![Egeria Logo](https://raw.githubusercontent.com/odpi/egeria/main/assets/img/ODPi_Egeria_Logo_color.png)

### Egeria Hands-On Lab
# Welcome to the Performance Test Suite Results Lab

## Introduction

Egeria is an open source project that provides open standards and implementation libraries to connect tools, catalogs and platforms together so they can share information (called metadata) about data and the technology that supports it.

In this hands-on lab you will get a chance to analyze the results of running a performance test suite against a repository. This assumes you have already followed the [run-performance-test-suite.ipynb](run-performance-test-suite.ipynb) lab, or another method, to produce such results.

## About the Performance Suite 

The Performance Suite can be used to test a Repository Connector to record the performance of its various repository methods.

This lab more deeply analyzes the results produced from running the Repository Performance Workbench.

## About the Results

Before running this lab, you will need to have some results to analyze. As mentioned in the introduction, this could be by running through the Performance Test Suite Lab or through other means.

Irrespective of how you have run the suite, you will need to have the following files available:

- `profile-details/*.json` (there should be one such JSON file for each profile of the Performance Suite).

You may have other files as well (such as `test-case-details/*.json`), but at the moment these are not used by this lab.

## Specify the location of the results

This lab does not actually require a running Egeria instance, since we will only be analyzing the results that have already been produced.

Instead, we need to start by specifying a preferred name for how we will refer to the results, and the actual location of those results.

In [None]:
primary_results_name       = "Crux"
primary_results_location   = "crux-5-2-rocks"

The following method will simply verify that the defined locations exist:

In [None]:
import os

def validateProfileResultsLocation(location):
    profile_details_location = location + os.path.sep + "profile-details"
    print("Validating profile-details location:", profile_details_location)
    if os.path.isdir(profile_details_location):
        print(" ... directory exists.")
    else:
        print(" ... ERROR: could not find this directory. Is the location specified correct?")
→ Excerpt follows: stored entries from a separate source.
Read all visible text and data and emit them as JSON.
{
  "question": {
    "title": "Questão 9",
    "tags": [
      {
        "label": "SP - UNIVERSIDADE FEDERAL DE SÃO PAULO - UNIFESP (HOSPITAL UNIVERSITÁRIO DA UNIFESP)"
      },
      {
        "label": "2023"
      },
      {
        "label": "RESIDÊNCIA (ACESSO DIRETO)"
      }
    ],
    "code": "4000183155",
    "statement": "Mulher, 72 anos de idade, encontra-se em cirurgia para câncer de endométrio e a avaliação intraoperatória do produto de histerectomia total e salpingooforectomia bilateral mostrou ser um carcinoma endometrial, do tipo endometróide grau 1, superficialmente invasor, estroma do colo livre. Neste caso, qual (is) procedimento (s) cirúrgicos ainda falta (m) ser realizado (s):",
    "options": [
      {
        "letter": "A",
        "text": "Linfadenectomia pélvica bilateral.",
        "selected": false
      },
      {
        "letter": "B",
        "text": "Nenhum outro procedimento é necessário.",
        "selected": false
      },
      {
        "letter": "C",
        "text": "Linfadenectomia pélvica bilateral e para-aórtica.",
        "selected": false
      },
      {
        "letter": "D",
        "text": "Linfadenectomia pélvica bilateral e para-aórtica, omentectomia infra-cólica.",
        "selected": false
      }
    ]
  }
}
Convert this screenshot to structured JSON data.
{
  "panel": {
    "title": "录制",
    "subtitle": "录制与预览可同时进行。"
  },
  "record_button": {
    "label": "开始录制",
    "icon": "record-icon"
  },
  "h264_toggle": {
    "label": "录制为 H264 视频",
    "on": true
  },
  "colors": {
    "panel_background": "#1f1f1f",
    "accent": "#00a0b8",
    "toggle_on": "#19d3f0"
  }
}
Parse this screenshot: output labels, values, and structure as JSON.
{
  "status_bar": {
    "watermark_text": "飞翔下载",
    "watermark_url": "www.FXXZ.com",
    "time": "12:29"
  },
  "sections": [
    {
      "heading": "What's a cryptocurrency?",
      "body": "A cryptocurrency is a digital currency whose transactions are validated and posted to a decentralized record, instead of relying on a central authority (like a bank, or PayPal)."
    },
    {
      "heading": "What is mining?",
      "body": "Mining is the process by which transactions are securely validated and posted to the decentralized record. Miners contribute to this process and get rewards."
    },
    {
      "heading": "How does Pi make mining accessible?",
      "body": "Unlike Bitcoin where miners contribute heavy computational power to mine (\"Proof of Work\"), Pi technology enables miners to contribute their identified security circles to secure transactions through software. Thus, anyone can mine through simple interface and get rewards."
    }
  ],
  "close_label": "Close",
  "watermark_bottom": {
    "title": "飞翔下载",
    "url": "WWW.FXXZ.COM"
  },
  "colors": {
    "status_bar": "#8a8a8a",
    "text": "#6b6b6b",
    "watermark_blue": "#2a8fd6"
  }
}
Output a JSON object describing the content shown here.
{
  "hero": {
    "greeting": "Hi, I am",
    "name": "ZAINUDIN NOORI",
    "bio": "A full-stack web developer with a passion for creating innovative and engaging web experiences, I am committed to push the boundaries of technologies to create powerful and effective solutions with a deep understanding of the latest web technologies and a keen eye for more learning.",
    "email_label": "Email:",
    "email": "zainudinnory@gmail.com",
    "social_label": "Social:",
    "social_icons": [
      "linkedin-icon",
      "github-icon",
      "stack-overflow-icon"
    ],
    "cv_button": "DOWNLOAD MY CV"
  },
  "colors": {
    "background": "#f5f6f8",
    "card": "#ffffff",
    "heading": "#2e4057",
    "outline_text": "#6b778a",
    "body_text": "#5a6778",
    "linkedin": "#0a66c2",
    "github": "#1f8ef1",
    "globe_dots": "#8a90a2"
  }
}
validateProfileResultsLocation(primary_results_location)

## Parsing details

Now that we have the location of the results, we will parse the JSON files for each profile into Python data structures (specifically, a Pandas dataframe) that we can then use for deeper analysis and visualization.

To do this, we will define a number of re-usable functions as follows:

### `parseEvidence`

Parses all of the `positiveTestEvidence` objects from a given set of requirement results in a profile, in order to capture the detailed information about the specific method that was invoked, its execution time, which test case it was running, its assertion, etc.

### `parseRequirementResults`

Parses all of the requirement results objects from a given profile, in order to hand these off to `parseEvidence` to process.

### `getAllProfiles`

Retrieves all of the profile JSON files from the `profile-details` directory of the specified results location.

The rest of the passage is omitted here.